Japanese management 'exploiting workers'
JAPANESE management techniques exploit and regiment British workers, yet give them a greater capacity for disrupting production.
The conclusion is drawn after an investigation of foreign-owned firms which practise the so-called 'Total Quality Management' and 'Just-In-Time' procedures.
Total Quality Management, which is meant to 'empower' workers to police their own performance, really means 'total management control', according to a paper, Pushing Back the Frontiers.
However, the Just-In-Time production system, under which stocks are kept to a minimum, will result in instant disruption if employees go on strike, say the authors, Rick Delbridge, Peter Turnbull and Barry Wilkinson, of Cardiff Business School.
Such production lines often have lights which show amber if workers cannot keep up the pace.

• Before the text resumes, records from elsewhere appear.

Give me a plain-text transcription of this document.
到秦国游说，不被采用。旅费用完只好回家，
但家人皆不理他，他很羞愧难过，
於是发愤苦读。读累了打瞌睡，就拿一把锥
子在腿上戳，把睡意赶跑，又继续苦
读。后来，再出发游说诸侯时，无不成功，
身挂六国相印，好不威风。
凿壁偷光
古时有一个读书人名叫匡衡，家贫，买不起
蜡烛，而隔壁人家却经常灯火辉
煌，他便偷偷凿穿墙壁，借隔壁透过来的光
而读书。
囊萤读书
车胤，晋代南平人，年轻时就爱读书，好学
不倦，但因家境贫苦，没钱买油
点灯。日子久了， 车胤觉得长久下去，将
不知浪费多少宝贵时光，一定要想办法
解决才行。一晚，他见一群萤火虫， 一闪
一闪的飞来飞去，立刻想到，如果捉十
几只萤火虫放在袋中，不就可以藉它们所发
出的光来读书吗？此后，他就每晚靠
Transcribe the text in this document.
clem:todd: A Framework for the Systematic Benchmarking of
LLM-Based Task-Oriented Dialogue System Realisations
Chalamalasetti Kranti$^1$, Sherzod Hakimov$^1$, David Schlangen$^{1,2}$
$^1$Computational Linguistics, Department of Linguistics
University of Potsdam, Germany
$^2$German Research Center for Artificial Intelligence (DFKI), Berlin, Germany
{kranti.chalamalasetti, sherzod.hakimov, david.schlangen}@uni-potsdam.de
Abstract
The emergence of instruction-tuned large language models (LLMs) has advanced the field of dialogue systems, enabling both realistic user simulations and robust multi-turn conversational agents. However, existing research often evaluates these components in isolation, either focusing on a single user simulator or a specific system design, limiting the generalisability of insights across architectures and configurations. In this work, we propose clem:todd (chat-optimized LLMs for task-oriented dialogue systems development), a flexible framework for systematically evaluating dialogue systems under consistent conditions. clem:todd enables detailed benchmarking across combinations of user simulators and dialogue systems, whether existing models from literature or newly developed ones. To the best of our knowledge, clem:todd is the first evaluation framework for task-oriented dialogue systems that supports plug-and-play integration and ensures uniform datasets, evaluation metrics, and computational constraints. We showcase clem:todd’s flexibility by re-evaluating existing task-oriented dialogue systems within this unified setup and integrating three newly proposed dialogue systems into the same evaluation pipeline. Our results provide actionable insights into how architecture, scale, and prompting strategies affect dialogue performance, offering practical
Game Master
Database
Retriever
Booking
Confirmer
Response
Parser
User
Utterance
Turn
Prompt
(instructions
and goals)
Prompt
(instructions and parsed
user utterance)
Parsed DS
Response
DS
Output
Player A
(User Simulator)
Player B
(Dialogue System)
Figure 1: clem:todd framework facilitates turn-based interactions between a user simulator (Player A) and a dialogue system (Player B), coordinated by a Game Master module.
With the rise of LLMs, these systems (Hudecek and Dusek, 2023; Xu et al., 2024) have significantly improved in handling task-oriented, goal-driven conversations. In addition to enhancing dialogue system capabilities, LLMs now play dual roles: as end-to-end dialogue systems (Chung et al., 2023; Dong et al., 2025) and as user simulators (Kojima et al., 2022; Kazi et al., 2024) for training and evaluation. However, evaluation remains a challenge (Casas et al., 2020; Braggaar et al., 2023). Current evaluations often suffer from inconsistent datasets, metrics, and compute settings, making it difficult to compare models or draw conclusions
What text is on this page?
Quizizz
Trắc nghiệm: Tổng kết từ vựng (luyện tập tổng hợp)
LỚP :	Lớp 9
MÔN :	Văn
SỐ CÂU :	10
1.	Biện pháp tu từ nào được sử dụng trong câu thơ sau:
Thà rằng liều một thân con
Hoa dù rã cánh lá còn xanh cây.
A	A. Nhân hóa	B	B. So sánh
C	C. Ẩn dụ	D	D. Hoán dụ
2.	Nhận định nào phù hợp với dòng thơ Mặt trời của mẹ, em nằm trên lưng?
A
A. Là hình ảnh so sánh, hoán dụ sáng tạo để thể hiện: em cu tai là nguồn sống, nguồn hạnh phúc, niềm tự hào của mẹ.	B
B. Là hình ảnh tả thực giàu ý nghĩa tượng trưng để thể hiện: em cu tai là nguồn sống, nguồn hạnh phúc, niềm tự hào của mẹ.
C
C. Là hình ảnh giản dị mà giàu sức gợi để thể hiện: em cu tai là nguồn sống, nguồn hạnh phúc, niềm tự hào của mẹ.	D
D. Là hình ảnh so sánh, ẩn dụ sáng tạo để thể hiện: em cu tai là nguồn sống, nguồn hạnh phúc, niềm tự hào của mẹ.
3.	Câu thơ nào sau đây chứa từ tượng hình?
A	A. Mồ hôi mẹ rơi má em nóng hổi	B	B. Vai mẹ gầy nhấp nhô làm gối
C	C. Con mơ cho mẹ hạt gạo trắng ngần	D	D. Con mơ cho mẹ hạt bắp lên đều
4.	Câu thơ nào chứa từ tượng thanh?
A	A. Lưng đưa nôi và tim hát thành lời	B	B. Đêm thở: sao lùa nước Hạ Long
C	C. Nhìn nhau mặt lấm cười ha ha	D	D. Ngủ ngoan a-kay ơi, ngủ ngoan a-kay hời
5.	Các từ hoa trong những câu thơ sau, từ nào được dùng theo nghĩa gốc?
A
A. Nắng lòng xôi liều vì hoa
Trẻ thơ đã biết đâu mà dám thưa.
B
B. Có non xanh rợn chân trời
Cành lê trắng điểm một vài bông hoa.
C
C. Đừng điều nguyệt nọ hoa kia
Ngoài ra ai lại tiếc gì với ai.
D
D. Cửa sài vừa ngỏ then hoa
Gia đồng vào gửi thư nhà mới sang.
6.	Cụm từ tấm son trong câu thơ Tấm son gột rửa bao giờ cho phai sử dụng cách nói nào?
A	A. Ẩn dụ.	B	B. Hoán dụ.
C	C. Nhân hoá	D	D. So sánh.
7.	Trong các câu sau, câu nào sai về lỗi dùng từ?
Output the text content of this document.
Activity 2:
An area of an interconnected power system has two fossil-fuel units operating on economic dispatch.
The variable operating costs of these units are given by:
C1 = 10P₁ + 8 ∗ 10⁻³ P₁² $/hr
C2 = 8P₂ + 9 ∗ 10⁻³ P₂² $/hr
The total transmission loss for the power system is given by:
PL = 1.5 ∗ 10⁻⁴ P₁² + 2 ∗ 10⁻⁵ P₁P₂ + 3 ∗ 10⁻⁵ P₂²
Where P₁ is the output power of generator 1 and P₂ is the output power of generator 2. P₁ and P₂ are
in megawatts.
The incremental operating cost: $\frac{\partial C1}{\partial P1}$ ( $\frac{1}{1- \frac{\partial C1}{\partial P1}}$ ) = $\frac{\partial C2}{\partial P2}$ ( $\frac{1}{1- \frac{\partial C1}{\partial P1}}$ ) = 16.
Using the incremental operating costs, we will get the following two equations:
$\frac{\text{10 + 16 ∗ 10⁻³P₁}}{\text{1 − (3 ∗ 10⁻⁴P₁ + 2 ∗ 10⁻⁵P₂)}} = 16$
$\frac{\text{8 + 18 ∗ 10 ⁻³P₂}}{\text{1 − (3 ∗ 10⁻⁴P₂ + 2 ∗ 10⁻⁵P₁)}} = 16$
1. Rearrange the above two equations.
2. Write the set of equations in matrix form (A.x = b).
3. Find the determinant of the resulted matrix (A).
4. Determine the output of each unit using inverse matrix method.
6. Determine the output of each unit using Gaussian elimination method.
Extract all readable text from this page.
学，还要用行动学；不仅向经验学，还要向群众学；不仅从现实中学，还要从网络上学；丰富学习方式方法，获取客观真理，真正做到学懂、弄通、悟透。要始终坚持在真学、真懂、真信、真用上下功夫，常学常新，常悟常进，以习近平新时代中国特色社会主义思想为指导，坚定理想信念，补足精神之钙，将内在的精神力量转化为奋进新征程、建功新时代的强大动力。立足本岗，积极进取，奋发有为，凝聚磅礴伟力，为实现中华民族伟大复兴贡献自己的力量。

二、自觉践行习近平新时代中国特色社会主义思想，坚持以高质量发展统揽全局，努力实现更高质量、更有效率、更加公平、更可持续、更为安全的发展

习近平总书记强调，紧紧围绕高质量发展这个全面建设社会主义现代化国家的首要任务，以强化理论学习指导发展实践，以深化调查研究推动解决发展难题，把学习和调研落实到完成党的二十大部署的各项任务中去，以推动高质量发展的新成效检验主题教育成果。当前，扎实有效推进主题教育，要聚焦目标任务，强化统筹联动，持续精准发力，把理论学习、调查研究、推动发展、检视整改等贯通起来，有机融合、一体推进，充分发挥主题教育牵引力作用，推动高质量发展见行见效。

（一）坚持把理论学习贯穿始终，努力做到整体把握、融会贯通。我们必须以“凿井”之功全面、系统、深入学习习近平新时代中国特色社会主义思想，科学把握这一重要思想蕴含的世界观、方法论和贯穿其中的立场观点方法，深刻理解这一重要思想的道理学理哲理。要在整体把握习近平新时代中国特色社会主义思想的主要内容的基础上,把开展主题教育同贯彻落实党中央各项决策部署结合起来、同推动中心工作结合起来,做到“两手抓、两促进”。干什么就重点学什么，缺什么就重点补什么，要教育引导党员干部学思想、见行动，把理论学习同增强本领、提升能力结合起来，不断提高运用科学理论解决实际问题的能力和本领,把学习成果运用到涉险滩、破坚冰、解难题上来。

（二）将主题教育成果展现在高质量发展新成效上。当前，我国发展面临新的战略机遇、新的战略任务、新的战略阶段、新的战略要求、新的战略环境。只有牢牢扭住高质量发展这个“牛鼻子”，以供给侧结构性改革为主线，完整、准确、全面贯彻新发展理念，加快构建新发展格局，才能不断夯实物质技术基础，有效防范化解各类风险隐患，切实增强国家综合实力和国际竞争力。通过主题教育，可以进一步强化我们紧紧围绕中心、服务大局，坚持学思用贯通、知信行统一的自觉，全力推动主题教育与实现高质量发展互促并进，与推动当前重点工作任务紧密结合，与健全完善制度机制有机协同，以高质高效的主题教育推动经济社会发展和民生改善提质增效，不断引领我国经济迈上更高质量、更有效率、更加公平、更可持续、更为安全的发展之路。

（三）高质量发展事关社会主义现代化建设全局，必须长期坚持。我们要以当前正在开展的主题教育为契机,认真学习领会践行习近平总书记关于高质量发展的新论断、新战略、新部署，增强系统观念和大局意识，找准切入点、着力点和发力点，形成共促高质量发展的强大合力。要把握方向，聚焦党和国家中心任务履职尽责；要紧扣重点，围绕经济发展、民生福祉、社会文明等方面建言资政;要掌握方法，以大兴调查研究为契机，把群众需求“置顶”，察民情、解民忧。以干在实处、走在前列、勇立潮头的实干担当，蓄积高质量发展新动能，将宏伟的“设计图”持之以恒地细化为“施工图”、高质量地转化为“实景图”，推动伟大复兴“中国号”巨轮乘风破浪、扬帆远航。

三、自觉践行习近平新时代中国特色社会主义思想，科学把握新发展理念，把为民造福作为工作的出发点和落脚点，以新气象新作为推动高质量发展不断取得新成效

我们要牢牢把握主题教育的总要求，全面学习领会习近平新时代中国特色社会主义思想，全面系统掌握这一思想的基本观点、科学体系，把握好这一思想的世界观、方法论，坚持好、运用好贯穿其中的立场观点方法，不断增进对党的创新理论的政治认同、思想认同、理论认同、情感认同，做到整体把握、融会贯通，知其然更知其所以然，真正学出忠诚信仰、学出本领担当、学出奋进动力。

One manager said that he liked to see the lights because 'it means we are really busting ass'.
In one plant individual performance charts are on display.
However, while the Just-In- Time approach has more potential for disruption, any propensity for militancy has lain dormant so far because 'workers are preoccupied with surviving the system'.
Pushing back the frontiers: management control and work intensification under JIT/TQM factory regimes; to be published in New Technology, Work and Employment; autumn 1992 (Vol 7 No 2); from Blackwell Publishers.